Likewise, SHEIN’s facsimile of Tseng’s “Ghostie the Ghost” was a carbon copy of the original design. When placed adjacent to one another, the two pins are nearly indistinguishable, but for Tseng, the low price begs the question of what compromises were made elsewhere in the supply chain.
“Think about how much it costs for a custom mould, cost of metals, cost of labour, and cost of shipping,” she said. “If a pin costs a dollar, think about where the costs are being cut to get to that price point.”
Tseng modelling her “strawberry connor” face mask, now sold out (PHOTO: @kaiami on Instagram)
“Ramen Stand” (2019) by Kaiami (PHOTO: Kaiami)
Tseng works as an independent illustrator and character goods designer and has been showcasing her work online for the last 19 years and selling her art for 13. Her work is characterized by muted pastel palettes and an animesque style, often depicting cute characters in whimsical scenes.
In addition to enamel pins, Tseng sells prints, stickers, keychains, stationery, and assorted apparel, among other things, on her online shop.

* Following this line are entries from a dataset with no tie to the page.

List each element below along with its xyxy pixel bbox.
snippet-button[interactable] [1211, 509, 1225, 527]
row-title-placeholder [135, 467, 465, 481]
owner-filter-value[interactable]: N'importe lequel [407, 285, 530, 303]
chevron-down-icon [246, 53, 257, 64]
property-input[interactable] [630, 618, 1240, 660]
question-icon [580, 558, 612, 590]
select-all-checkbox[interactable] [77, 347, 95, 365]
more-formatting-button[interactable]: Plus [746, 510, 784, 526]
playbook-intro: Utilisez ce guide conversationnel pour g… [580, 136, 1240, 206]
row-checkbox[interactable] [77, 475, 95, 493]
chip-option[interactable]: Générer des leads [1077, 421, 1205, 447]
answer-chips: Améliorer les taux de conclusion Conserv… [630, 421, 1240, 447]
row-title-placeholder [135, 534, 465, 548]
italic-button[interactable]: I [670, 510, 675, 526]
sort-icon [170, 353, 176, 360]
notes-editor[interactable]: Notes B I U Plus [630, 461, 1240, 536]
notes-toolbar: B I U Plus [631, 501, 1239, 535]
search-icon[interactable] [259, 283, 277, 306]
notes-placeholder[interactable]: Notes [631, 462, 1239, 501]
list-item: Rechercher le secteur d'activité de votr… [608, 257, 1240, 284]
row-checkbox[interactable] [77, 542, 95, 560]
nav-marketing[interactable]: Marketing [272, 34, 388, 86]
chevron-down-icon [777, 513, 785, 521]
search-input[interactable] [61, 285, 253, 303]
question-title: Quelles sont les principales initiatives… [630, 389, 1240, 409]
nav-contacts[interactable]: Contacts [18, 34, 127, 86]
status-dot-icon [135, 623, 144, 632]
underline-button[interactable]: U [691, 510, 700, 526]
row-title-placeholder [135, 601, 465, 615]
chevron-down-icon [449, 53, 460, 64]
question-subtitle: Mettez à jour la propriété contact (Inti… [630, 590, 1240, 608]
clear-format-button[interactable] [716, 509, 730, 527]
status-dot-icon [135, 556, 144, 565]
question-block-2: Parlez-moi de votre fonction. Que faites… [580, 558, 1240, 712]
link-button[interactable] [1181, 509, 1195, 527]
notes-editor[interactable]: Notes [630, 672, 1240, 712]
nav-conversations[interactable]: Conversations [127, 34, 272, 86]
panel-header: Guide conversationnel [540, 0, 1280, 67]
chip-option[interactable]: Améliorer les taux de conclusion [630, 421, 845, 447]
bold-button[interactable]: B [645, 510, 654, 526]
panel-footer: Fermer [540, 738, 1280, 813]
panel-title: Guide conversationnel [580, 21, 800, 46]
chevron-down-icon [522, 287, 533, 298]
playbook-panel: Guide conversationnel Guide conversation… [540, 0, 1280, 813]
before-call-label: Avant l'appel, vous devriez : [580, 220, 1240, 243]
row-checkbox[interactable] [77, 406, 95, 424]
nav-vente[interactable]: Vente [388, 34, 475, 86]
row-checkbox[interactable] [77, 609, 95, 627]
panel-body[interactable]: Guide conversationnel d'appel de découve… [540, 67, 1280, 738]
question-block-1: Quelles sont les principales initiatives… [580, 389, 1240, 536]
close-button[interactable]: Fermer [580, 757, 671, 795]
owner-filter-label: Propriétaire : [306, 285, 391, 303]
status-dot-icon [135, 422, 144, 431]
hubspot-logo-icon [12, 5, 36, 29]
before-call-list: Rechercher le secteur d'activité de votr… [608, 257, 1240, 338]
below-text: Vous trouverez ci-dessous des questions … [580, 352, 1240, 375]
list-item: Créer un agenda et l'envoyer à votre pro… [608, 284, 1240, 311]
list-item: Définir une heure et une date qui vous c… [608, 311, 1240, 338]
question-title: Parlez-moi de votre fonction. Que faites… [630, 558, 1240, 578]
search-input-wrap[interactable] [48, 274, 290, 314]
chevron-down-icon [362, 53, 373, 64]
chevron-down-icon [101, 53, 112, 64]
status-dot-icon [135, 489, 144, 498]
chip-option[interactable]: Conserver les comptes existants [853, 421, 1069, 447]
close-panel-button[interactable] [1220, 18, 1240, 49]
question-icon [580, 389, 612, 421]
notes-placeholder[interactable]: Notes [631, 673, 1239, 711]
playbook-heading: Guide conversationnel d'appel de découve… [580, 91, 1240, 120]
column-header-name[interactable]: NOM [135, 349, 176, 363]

Despite almost two decades in the online art landscape, she is yet to find a way to avoid design theft. “While prevention may not be possible, artists can still protect their work,” she said.
To this end, Tseng keeps detailed records of her process as corroborating evidence that her work is indeed hers if she has to report copyright infringement.
“I often document my work by taking photos and collecting timestamps of when a design was created, which helps as evidence when reporting a stolen design.”
“Art Nouveau self-portrait” (2013) by Kaiami (PHOTO: Kaiami)
She also cites American copyright laws, which protect intellectual property from the moment the idea is executed in a concrete form.
“Your work is under copyright protection the moment it is created and fixed in a tangible form that it is perceptible either directly or with the aid of a machine or device,” according to the US Copyright Office.
While there is a legal apparatus in place to protect artists and other creatives, consumers can also do their due diligence when shopping to ensure the merchandise has not been plagiarized from an independent creator, according to Tseng.
“As a rule of thumb, if a deal seems too good to be true, it probably is!” Tseng advised. “The first thing you can do is to stop supporting SHEIN and companies like them.”
A piece from Kaiami’s “Postcards From Nowhere” series (PHOTO: Kaiami)
The seasoned artist encourages consumers to consider the provenance of an item as well as the cost of production before purchasing, insisting that the price is the amount it is for a reason: it goes into the quality and human touch that comes with a homespun product.
“While purchasing from independent artists and small businesses may cost more, you are not only purchasing a higher quality product that was designed and created with care, you’re also making a difference in our lives as each purchase is directly contributing to rent, groceries, and our ability to create more.”
Tseng is currently collaborating with Vigour Games, creating illustrations for an upcoming board game called Bad Koalas. She is also preparing new merchandise for the Kaiami store for 2021.